Martin Provost’s French period drama Violette relates the story of author Violette Leduc and her relationship with Simone de Beauvoir. It stars Emmanuelle Devos and Sandrine Kiberlain and has just opened in Los Angeles ahead of a national roll-out.

Emmanuelle Charlier talks to Provost about period films, casting and the inspiration behind the film. Paris-based Doc & Film handles international sales.

What inspired you to tell this story?

Before shooting my film Séraphine, I published a novel with Editions du Seuil. René de Ceccatty, who was my editor, right away spoke to me about Violette Leduc because she loved Séraphine. He gave me a short essay that she had written after having seen the Exposition of 1947 at the Galerie de France. The way in which Violette spoke of Séraphine appealed to me right away. It was poetic, so intelligent and real.

I recognised myself in it. And so I began to read Violette’s works. Her writing is all together cinematic because her life was simply so interesting. I am inspired by people from modest origins who struggle for their art like Séraphine and Violette, because they have neither education nor cultural codes and they must fight much more than others. To speak of them, to realise them through film – that is for me an opportunity to be as close as possible to the phenomenon of creation at its most organic and visceral state. For me, [creation] is not an intellectual process.

Was it difficult to cast the roles of Violette Leduc and Simone de Beauvoir?

I wrote the role of Violette for Emmanuelle Devos. We had met before the screenplay was written. I wanted her to accept the prosthetic nose, the idea of ugliness. She right away told me, ‘For a comedienne, to make yourself ugly – that’s a gift.’ I don’t think that many comediennes in France would have accepted that. She played the game magnificently. Emmanuelle has a uniqueness; a very particular sensibility. For me, she was the ideal Violette.

Casting Simone de Beauvoir was much more difficult. To play someone so well known is intimidating. It was Emmanuelle who told me about Sandrine Kiberlain. I never imagined her as Simone de Beauvoir, but we met and she was convinced both by the screenplay and the fact that she could be Simone de Beauvoir and I accepted. I have not regretted it. In France, Simone de Beauvoir is an icon and the critics acknowledged that her interpretation of the role was incredible.

Where was the film shot?

I shot the beginning of the film in la Creuse, which is a region in France with which I am quite familiar. The central part of the film was shot in Paris, and the interior scenes around Paris. The end of the film was shot in the Midi, in Provence, near St Cézaire and in the Alpes de Haute Provence. Violette’s room was reproduced in the studio. There were also a lot of special effects because it’s very difficult today to recreate the atmosphere of the period. But the effects are very subtle, very integrated in the body of the film. We do not see them. At least, I hope not.

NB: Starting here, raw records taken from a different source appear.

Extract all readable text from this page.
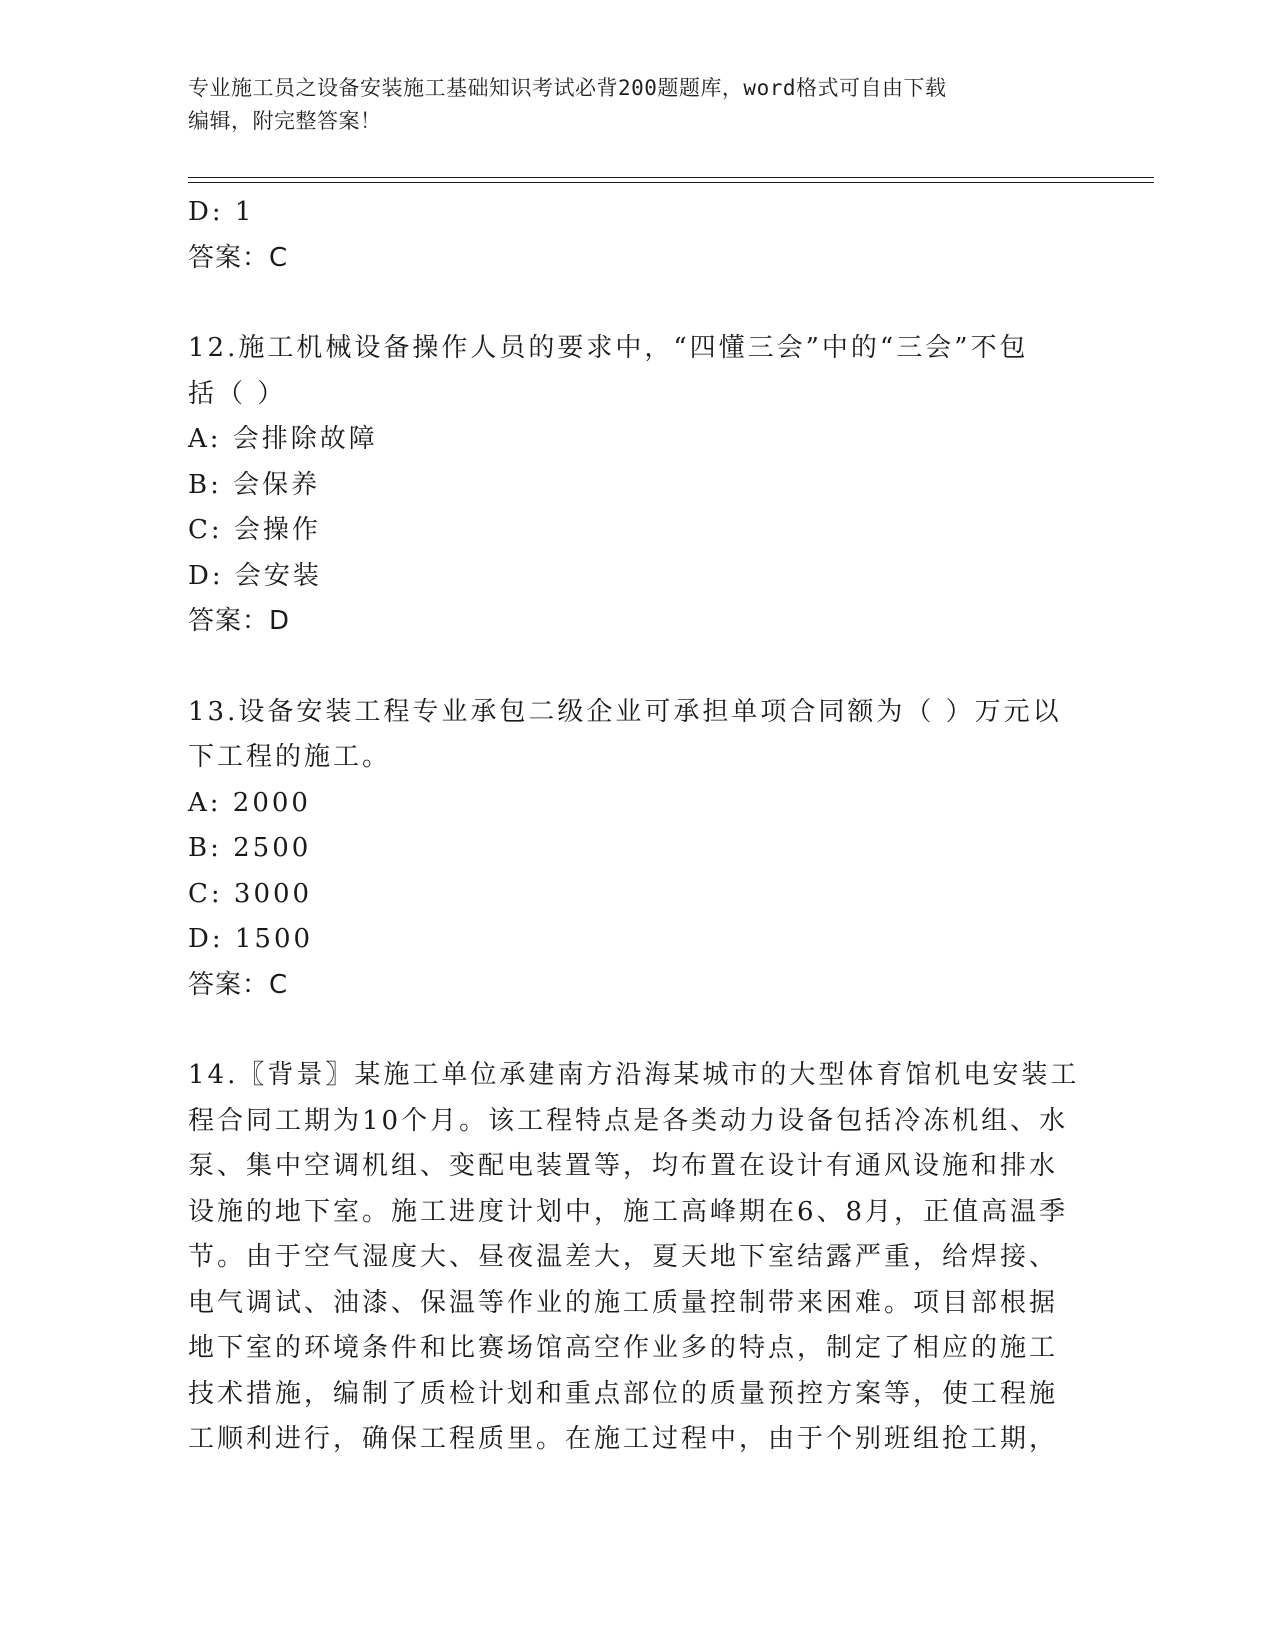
专业施工员之设备安装施工基础知识考试必背200题题库，word格式可自由下载
编辑，附完整答案！
D: 1
答案：C
12.施工机械设备操作人员的要求中，“四懂三会”中的“三会”不包
括（ ）
A: 会排除故障
B: 会保养
C: 会操作
D: 会安装
答案：D
13.设备安装工程专业承包二级企业可承担单项合同额为（ ）万元以
下工程的施工。
A: 2000
B: 2500
C: 3000
D: 1500
答案：C
14.〖背景〗某施工单位承建南方沿海某城市的大型体育馆机电安装工
程合同工期为10个月。该工程特点是各类动力设备包括冷冻机组、水
泵、集中空调机组、变配电装置等，均布置在设计有通风设施和排水
设施的地下室。施工进度计划中，施工高峰期在6、8月，正值高温季
节。由于空气湿度大、昼夜温差大，夏天地下室结露严重，给焊接、
电气调试、油漆、保温等作业的施工质量控制带来困难。项目部根据
地下室的环境条件和比赛场馆高空作业多的特点，制定了相应的施工
技术措施，编制了质检计划和重点部位的质量预控方案等，使工程施
工顺利进行，确保工程质里。在施工过程中，由于个别班组抢工期，
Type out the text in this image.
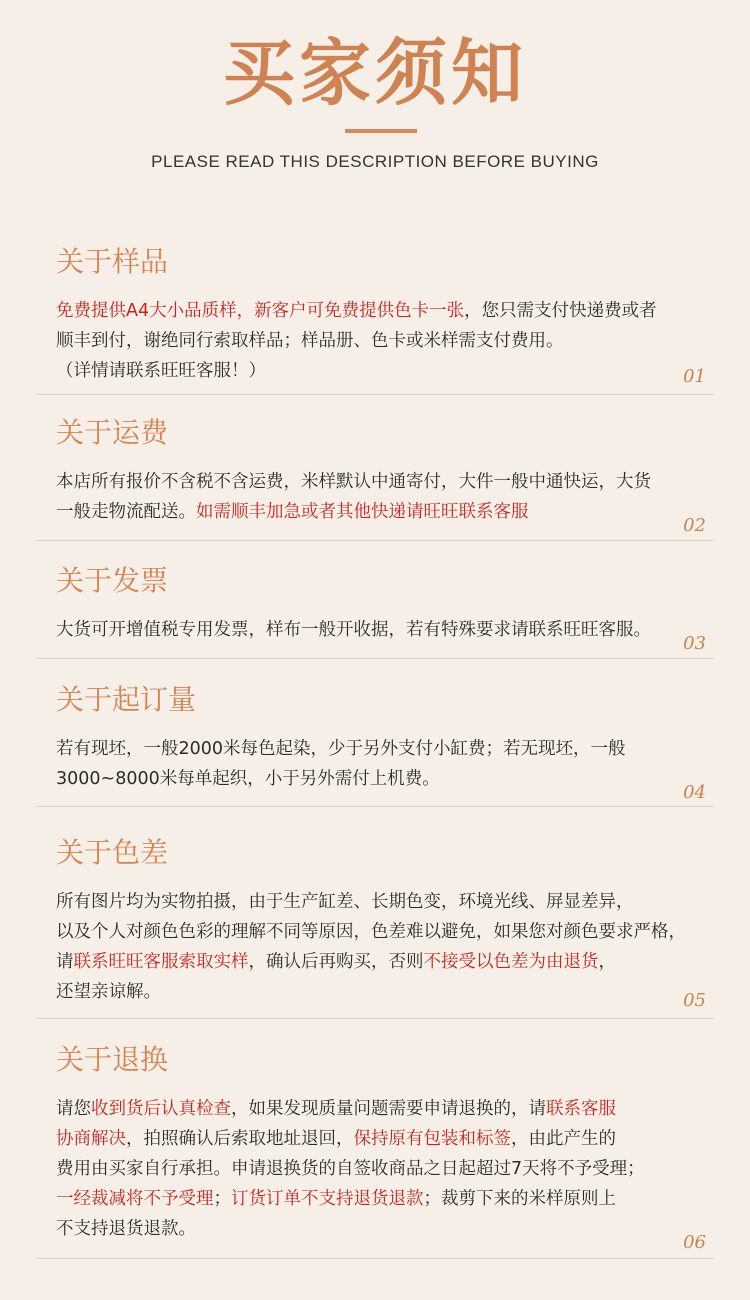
买家须知
PLEASE READ THIS DESCRIPTION BEFORE BUYING
关于样品
免费提供A4大小品质样，新客户可免费提供色卡一张，您只需支付快递费或者
顺丰到付，谢绝同行索取样品；样品册、色卡或米样需支付费用。
（详情请联系旺旺客服！）	01
关于运费
本店所有报价不含税不含运费，米样默认中通寄付，大件一般中通快运，大货
一般走物流配送。如需顺丰加急或者其他快递请旺旺联系客服
02
关于发票
大货可开增值税专用发票，样布一般开收据，若有特殊要求请联系旺旺客服。
03
关于起订量
若有现坯，一般2000米每色起染，少于另外支付小缸费；若无现坯，一般
3000~8000米每单起织，小于另外需付上机费。
04
关于色差
所有图片均为实物拍摄，由于生产缸差、长期色变，环境光线、屏显差异，
以及个人对颜色色彩的理解不同等原因，色差难以避免，如果您对颜色要求严格，
请联系旺旺客服索取实样，确认后再购买，否则不接受以色差为由退货，
还望亲谅解。	05
关于退换
请您收到货后认真检查，如果发现质量问题需要申请退换的，请联系客服
协商解决，拍照确认后索取地址退回，保持原有包装和标签，由此产生的
费用由买家自行承担。申请退换货的自签收商品之日起超过7天将不予受理；
一经裁减将不予受理；订货订单不支持退货退款；裁剪下来的米样原则上
不支持退货退款。
06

How was the film financed? 

The film was financed by Canal+, Ciné Cinema, France 3, l’Avance du Recette du CNC (National Cinema Centre), SOFICAs (Société pour le Financement du Cinema et de l’Audiovisuel/Company for the financing of films and audio-visual works), Belgain Tax Shelters.

Did you find that it was easier to produce Violette, because it is your second period film?

Yes and no. I made another movie after Séraphine, Où Va La Nuit (The Long Falling) – again with Yolande Moreau [who played Séraphine in Séraphine]. It was good for me because it was not a period film. Yes and no because the expectations grow from film to film. On the one hand, it’s easier because I know my trade better. On the other hand, I continue to search and so I’m constantly questioning what I know. And period films – they’re twice the work.

You have now made two period films based on the lives of female artists. What draws you to their stories?

I am always asked this question and I think I found the answer the other day in Madrid during a Q&A following a screening. Why do I make films about female artists? The question is never asked when it’s about a man. So there is still a long ways to go.